Keywords: Keywords: Serotonin ; glutamate ; schizophrenia ; MK-801 ; d-amphetamine ; M100907.

Source: Springer Online Journal Archives 1860-2000

Topics: Medicine

Notes: Summary. The purpose of the present study was to compare the effectiveness of the selective 5-HT2A antagonist M100907 in different psychosis models. The classical neuroleptic haloperidol was used as reference compound. Two hyperdopaminergia and two hypoglutamatergia mouse models were used. Hyperdopaminergia was produced by the DA releaser d-amphetamine or the DA uptake inhibitor GBR 12909. Hypoglutamatergia was produced by the un-competitive NMDA receptor antagonist MK-801 or the competitive NMDA receptor antagonist D-CPPene.
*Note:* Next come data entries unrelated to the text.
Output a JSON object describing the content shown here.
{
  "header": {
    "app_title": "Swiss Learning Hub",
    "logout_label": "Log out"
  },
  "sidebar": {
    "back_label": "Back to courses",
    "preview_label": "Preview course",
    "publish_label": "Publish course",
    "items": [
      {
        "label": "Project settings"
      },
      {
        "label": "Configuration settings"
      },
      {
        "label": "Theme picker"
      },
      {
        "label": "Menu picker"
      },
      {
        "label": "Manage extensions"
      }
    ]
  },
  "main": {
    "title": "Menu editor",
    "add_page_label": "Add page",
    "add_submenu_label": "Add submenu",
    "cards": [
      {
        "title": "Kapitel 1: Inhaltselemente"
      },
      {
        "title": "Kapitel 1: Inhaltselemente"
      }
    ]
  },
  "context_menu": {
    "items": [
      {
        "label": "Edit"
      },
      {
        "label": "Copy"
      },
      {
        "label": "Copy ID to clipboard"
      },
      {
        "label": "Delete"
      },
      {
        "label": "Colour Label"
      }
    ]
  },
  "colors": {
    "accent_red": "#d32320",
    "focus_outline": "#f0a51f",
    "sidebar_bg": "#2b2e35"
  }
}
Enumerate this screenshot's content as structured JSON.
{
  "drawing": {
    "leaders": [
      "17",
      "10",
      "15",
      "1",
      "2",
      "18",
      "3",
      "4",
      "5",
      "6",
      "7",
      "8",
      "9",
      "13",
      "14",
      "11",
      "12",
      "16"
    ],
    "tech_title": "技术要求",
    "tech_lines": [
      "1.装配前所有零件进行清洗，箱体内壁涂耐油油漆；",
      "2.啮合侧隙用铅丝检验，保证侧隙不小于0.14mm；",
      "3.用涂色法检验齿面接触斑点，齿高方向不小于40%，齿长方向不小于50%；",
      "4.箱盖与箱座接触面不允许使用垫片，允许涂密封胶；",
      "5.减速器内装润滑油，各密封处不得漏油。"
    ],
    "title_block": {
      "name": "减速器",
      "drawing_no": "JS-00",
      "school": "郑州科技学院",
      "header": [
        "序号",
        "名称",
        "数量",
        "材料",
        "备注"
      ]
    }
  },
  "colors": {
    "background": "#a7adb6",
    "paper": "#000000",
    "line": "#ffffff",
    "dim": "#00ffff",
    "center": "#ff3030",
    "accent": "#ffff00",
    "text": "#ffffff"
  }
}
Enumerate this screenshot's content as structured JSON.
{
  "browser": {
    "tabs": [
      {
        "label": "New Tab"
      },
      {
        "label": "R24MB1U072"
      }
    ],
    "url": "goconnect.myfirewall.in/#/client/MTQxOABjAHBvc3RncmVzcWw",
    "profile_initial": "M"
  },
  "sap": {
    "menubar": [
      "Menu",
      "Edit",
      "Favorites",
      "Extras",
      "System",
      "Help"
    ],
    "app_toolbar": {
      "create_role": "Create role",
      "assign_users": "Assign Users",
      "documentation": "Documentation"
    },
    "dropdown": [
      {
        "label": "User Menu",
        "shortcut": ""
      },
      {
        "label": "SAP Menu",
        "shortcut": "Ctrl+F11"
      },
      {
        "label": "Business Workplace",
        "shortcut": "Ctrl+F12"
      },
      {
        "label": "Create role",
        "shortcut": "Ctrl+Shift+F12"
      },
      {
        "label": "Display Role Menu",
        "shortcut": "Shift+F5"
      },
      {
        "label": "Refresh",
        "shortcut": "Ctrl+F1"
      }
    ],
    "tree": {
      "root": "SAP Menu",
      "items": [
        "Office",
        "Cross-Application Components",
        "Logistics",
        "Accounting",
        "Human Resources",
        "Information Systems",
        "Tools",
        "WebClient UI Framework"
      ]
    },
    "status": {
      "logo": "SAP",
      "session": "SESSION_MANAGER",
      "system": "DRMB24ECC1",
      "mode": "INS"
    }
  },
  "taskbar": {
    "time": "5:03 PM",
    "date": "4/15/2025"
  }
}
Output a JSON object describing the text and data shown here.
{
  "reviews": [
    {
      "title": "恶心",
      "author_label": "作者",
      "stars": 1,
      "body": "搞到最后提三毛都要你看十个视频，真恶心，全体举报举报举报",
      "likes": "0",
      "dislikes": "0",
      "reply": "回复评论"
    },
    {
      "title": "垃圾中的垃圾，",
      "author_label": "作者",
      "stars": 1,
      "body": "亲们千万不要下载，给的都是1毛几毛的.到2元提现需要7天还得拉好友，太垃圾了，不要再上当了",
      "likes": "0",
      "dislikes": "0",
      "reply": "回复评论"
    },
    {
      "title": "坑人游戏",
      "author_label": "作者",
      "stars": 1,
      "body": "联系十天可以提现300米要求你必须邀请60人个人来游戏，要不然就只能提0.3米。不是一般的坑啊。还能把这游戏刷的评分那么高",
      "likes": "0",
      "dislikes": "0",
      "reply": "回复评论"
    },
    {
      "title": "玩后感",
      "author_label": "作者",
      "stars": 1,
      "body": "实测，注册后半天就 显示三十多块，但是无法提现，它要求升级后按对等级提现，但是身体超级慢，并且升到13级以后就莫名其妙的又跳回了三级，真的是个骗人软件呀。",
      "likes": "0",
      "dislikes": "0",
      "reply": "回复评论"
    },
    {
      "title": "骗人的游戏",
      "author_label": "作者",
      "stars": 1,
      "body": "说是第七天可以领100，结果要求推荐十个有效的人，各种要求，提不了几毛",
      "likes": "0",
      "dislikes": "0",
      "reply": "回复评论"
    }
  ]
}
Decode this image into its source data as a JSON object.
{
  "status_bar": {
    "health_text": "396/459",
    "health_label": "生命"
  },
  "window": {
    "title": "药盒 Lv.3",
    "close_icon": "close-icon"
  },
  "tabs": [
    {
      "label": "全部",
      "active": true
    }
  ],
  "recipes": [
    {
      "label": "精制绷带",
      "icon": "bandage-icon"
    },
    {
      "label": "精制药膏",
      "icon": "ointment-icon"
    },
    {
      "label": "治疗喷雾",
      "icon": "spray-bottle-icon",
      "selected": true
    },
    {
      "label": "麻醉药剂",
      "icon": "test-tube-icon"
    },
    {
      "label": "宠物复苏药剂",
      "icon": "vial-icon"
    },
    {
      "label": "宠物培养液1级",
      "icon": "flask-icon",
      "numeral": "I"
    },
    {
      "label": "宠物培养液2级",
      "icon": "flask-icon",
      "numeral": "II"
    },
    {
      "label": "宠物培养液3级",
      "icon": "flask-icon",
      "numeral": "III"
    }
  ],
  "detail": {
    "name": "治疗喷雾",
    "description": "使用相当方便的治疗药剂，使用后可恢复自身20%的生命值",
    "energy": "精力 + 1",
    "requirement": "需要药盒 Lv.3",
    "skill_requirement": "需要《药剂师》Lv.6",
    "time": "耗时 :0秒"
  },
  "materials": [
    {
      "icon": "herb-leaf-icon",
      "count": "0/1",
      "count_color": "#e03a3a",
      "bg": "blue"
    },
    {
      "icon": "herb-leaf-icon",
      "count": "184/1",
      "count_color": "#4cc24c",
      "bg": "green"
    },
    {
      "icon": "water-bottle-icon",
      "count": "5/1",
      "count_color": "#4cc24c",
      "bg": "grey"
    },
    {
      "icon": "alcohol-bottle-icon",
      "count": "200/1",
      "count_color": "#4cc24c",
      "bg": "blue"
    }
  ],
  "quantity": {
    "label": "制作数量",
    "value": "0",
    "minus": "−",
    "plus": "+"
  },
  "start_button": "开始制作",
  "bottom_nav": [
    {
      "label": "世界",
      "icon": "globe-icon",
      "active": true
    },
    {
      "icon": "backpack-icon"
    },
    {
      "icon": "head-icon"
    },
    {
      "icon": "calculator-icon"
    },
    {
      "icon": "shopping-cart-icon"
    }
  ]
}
M100907 was found to counteract the locomotor stimulant effects of the NMDA receptor antagonists MK-801 and D-CPPene, but spontaneous locomotion, d-amphetamine- and GBR-12909-induced hyperactivity were not significantly affected. Haloperidol, on the other hand, antagonized both NMDA antagonist- and DA agonist-induced hyperactivity, as well as spontaneous locomotion in the highest dose used. Based on the present and previous results we draw the conclusion that 5-HT2A receptor antagonists are particularly effective against behavioural anomalies resulting from hypoglutamatergia of various origins. The clinical implications of our results and conclusions would be that a 5-HT2A receptor antagonist, due to i a the low side effect liability, could be the preferable treatment strategy in various disorders associated with hypoglutamatergia; such conditions might include schizophrenia, childhood autism and dementia disorders.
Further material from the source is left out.